Realizando una visita al sur del país, es emocionante ver cuanta riqueza  hay en los paisajes montañosos y fértiles que tiene el Departamento de Nariño, sin contar lo majestuoso que es el Volcán Galeras,  en su entrada a la ciudad, se observa la fila de tractomulas con pancartas apoyando el paro, policías custodiándolas y lo más importante, toneladas de comida represadas, generando pérdidas incalculables para todos.

Más allá del paro camionero, la ciudad de Pasto, presenta desabastecimiento de gasolina, en Colombia es muy extraño ver este fenómeno, ya que cotidianamente abastecer nuestros carros de combustible, es tan fácil como ir a una estación de servicios y solicitar al bombero llenar nuestro tanque de gasolina, situación diferente que sucede en esta capital, ya que las colas para abastecer gasolina, superan kilómetros y  más que eso son días enteros los que demoran los nariñenses para cargar sus vehículos.

Similar a las colas de una E.P.S., donde las personas tienen que dormir en las calles, en esta ciudad se presenta, aunque en vez de esperar una cita o un medicamento, aquí es por un poco de gasolina.

Esta situación es causada por un motivo económico, ya que Nariño por ser un departamento de fronteras con el Ecuador, su gasolina es subsidiada por el estado, razón por la cual el combustible destinado para este territorio, es vendido a un mejor postor camino al departamento, en el que su combustible no sea tan económico y pueda representar una ganancia tanto para el conductor como para los dueños del mismo.
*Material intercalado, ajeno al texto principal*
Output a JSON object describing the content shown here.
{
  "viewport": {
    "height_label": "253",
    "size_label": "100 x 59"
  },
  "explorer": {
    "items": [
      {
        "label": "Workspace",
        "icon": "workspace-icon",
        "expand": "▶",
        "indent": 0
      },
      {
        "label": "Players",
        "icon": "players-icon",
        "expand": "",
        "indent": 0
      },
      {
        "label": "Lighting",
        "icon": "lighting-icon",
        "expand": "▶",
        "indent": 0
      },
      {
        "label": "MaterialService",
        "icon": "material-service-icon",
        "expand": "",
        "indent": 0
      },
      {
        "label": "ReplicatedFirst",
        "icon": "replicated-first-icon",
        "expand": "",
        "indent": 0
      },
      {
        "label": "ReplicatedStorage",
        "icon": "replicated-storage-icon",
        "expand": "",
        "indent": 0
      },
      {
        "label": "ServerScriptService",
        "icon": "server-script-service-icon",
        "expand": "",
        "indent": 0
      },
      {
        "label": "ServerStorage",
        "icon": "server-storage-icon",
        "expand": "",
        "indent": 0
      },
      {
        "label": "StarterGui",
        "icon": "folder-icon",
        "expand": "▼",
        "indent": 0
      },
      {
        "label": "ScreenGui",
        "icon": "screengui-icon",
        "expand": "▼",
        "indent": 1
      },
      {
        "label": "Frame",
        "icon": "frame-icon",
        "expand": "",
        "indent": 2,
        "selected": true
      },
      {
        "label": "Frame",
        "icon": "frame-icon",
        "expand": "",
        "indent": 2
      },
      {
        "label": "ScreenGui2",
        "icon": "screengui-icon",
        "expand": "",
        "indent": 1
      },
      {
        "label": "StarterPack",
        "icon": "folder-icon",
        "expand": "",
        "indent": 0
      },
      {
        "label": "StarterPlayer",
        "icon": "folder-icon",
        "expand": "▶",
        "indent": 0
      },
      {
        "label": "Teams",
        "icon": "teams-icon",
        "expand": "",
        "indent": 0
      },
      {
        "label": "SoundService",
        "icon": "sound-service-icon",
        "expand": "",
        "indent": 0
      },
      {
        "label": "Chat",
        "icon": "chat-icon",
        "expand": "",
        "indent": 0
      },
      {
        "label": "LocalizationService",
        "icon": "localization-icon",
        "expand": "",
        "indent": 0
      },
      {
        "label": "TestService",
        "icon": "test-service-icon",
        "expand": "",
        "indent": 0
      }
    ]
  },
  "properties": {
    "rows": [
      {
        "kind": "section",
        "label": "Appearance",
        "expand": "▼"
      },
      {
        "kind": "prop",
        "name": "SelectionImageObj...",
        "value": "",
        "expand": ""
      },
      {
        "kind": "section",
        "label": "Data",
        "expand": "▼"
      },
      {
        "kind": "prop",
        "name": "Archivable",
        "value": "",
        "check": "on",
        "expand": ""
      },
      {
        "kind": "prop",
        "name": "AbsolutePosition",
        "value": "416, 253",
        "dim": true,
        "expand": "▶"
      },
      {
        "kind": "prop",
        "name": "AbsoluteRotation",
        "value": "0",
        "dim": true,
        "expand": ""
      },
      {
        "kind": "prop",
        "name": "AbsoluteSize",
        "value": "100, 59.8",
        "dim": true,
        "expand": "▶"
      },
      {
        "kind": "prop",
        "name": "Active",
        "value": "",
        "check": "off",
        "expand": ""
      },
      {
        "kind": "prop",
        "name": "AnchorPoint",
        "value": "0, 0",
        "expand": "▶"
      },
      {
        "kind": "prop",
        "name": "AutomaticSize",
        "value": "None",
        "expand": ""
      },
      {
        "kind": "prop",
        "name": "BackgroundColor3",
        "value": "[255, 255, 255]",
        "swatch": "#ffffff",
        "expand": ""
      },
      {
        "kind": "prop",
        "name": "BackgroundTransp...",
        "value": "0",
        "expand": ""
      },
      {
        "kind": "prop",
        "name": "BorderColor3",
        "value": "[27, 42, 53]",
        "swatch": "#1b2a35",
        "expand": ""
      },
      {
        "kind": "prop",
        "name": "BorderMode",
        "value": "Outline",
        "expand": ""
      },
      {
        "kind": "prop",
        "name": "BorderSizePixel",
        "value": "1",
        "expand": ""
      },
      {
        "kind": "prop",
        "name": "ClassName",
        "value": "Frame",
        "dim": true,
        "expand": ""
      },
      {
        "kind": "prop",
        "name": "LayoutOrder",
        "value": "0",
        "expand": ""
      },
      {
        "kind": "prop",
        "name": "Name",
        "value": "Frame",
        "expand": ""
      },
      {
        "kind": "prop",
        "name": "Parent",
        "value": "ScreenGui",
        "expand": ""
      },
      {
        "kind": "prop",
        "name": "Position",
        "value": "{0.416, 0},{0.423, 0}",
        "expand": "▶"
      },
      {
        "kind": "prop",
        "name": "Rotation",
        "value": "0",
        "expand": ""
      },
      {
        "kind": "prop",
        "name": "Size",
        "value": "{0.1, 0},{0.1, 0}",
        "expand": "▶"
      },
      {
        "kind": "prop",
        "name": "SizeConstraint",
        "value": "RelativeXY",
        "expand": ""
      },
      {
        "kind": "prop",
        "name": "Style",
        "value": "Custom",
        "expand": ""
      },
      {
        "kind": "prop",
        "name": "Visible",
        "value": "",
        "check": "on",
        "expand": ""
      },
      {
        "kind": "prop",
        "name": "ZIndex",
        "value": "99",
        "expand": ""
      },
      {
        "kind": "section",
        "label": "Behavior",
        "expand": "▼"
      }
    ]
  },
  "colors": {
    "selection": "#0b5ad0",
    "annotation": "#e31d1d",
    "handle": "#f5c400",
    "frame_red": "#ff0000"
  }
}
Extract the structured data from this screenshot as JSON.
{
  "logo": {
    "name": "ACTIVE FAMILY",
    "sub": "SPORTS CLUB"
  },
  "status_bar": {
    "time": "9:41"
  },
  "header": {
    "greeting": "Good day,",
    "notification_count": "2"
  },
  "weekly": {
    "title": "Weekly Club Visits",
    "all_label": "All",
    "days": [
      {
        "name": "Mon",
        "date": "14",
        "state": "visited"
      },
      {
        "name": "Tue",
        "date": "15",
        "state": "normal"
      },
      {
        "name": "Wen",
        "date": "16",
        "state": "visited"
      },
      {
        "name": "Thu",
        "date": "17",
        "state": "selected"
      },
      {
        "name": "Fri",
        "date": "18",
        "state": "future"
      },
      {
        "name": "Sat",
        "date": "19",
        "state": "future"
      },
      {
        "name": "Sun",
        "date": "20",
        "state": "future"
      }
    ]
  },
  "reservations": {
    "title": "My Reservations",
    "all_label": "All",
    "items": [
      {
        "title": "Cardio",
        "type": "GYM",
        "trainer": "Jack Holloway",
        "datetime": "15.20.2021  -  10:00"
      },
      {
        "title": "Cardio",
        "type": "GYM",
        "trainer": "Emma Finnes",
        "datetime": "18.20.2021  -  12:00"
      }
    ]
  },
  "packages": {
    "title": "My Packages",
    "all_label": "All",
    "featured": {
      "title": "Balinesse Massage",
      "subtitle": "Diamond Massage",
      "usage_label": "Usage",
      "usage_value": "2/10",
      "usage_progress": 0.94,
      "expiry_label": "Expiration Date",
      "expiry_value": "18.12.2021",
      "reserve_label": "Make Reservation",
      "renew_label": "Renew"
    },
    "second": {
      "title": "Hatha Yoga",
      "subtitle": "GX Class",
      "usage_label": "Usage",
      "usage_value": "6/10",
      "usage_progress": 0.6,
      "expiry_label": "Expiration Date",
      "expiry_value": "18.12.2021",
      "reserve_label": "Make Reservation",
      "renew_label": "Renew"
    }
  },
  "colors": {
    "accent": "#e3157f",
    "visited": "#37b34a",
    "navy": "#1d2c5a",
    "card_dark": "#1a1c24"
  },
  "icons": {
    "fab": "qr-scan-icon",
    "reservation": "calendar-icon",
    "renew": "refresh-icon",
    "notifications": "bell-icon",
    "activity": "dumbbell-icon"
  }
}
A todos estos inconvenientes, sumemos esté paro que represa la salida de alimentos y la entrada de otros, situación nefasta para los campesinos, recordemos que muchos alimentos como la papa, cebollas, etc., son productos de primera necesidad que consumimos en nuestros hogares diariamente, estos productos han incrementado su precio en todo el país, y parte de estas causas, es por el paro camionero. Que solo nos trae desabastecimiento, precios caros y pobreza para nuestros campesinos.

Definitivamente darle la razón a los camioneros o al estado es una tarea difícil ya que las dos partes exponen puntos sólidos, los camioneros como muchos en un sector transporte, a veces abusan de las tarifas, con las necesidades de transporte, así como el gobierno, también debe regular precios de combustible, peajes, evitar robos y garantizar la seguridad de la carga, esto es un proceso de acuerdos que solo se logra con el dialogo.

Aunque desde mi punto de vista hay soluciones razonables, como lo son exportar al Ecuador todos estos productos represados, a bajos precios, vender los alimentos a bajos precios en el mismo departamento u otras soluciones razonables, de cualquier forma encontrar una solución pronta es necesaria y ojala con un cambio definitivo que nos beneficie a todos.

Juan David Magorga Cerpa 

Especialista en logística de transporte internacional de mercancías – Uninorte.